Archaeologists are finding that our love of sophisticated technology has ancient roots. The latest example is the exquisite sheen Chinese craftsmen gave to ceremonial sapphire axes about 5,000 years ago.

Peter Lu suspected there was more to that beauty than met the eye. Using modern analytical technology, he appears to have found the oldest use of industrial diamonds yet. What's more, the ancient craftsmen wielded them with skill that challenges modern technology. "It's absolutely remarkable that with the best polishing technologies available today, we couldn't achieve a surface as flat and smooth as was produced 5,000 years ago," says Mr. Lu, a graduate student at Harvard.

Whether they are taking a second look at familiar artifacts or studying a new find, archaeologists now can see deeply enough into the nature of these materials to gain insight into the technological sophistication of their makers. Chemical analyses have become so sensitive they detect the faintest presence of telltale molecules. Devices for microscopic imaging can even map out the distribution of atoms on a surface if need be.

It was assumed that the Chinese axes were polished with quartz sand, a widely used ancient abrasive. However, X-ray analysis and microscopic inspection showed the axes are 40 percent corundum. We call that mineral ruby or sapphire, depending on its color. It's the second-hardest mineral, after diamond. That's tough stuff for quartz to abrade. Microscopic comparison of the old polished surface with an area freshly polished in the lab confirmed that diamond would have been the craftsmen's best friend. Moreover, there were diamond deposits within 150 miles.

If subsequent research confirms this conclusion, Lu and the international team studying the axes will have identified the first known prehistoric use of industrial diamonds.

Another industrial technology with ancient roots is fermentation. We use it today to produce a raft of foodstuffs, including bread, cheese, and vinegar as well as beverages. Archaeochemists have pushed fermentation's antiquity back 9,000 years in the Middle East. Now an international team has found it to be just as ancient in China, but with a sophisticated twist. Instead of starting with yeast to ferment fruits and grains, the ancient Chinese started with mold. The yeast comes in later. It's a technique still used today.
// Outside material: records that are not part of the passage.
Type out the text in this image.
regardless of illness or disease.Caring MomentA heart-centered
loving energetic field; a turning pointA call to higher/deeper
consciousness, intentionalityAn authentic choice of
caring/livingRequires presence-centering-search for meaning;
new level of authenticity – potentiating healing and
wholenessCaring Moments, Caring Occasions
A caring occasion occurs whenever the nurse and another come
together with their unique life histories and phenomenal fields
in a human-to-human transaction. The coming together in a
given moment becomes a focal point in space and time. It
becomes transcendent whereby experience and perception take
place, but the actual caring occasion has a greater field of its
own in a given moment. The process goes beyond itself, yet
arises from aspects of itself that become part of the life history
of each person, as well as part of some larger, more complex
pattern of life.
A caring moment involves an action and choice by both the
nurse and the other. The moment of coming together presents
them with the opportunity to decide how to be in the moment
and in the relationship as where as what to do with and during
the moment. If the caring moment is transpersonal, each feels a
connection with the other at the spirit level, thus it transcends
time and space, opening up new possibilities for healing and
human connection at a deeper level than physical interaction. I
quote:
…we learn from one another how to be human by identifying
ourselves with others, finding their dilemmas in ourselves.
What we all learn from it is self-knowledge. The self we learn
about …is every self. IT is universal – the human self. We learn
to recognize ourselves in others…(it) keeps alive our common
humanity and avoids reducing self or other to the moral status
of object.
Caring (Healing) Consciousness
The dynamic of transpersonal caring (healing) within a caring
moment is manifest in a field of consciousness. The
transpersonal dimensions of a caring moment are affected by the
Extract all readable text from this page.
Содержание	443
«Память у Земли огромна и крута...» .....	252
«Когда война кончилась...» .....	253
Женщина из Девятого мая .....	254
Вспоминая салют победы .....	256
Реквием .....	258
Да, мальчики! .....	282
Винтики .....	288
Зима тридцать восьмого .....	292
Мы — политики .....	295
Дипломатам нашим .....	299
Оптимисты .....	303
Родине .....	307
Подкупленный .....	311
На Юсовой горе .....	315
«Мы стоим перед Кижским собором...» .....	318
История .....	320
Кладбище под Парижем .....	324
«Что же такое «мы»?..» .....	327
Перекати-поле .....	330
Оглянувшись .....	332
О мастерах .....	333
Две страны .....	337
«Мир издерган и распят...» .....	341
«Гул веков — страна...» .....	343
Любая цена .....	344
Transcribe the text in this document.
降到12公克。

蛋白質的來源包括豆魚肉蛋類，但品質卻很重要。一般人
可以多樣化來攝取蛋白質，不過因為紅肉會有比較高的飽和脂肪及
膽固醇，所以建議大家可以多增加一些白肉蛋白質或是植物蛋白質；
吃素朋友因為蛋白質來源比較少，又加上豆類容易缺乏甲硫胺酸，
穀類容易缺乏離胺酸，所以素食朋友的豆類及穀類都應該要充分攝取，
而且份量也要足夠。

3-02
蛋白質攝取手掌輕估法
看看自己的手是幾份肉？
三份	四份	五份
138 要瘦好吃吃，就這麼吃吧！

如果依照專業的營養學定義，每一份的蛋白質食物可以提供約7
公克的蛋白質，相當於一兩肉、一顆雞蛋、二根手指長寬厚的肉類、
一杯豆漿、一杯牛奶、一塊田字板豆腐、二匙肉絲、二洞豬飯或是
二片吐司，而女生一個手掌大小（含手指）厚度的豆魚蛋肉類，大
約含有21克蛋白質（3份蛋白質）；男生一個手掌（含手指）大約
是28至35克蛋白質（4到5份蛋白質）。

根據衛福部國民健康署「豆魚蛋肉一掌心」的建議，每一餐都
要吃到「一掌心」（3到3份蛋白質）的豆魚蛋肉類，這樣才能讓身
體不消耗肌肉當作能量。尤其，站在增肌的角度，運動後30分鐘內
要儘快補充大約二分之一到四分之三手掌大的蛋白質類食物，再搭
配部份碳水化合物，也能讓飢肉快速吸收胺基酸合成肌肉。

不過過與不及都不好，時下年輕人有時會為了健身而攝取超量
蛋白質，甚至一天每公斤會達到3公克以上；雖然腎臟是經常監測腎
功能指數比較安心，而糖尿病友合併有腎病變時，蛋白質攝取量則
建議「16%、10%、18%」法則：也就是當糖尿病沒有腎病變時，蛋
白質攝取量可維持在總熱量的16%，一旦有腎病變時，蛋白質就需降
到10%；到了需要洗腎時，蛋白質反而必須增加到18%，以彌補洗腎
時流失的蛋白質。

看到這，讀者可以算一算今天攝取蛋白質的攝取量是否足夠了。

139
By studying organic residues absorbed on pottery jars from a 9,000-year-old site in northern China, researchers found they came from a mixed fermented beverage of rice, fruit, and honey. The mold breaks down carbohydrates into fermentable sugars. This facilitates the subsequent yeast fermentation, according to Patrick McGovern at the University of Pennsylvania's Museum of Archaeology and Anthropology and his colleagues in a study published last December. Also, the many herbs added to the molds sometimes boost yeast activity up to seven-fold. It's a uniquely Chinese contribution to fermentation technology that dates from prehistoric times.

We tend to think of people back then as primitive. As archaeologists gain insight into their inventions, it is apparent that they got up to some rather sophisticated stuff.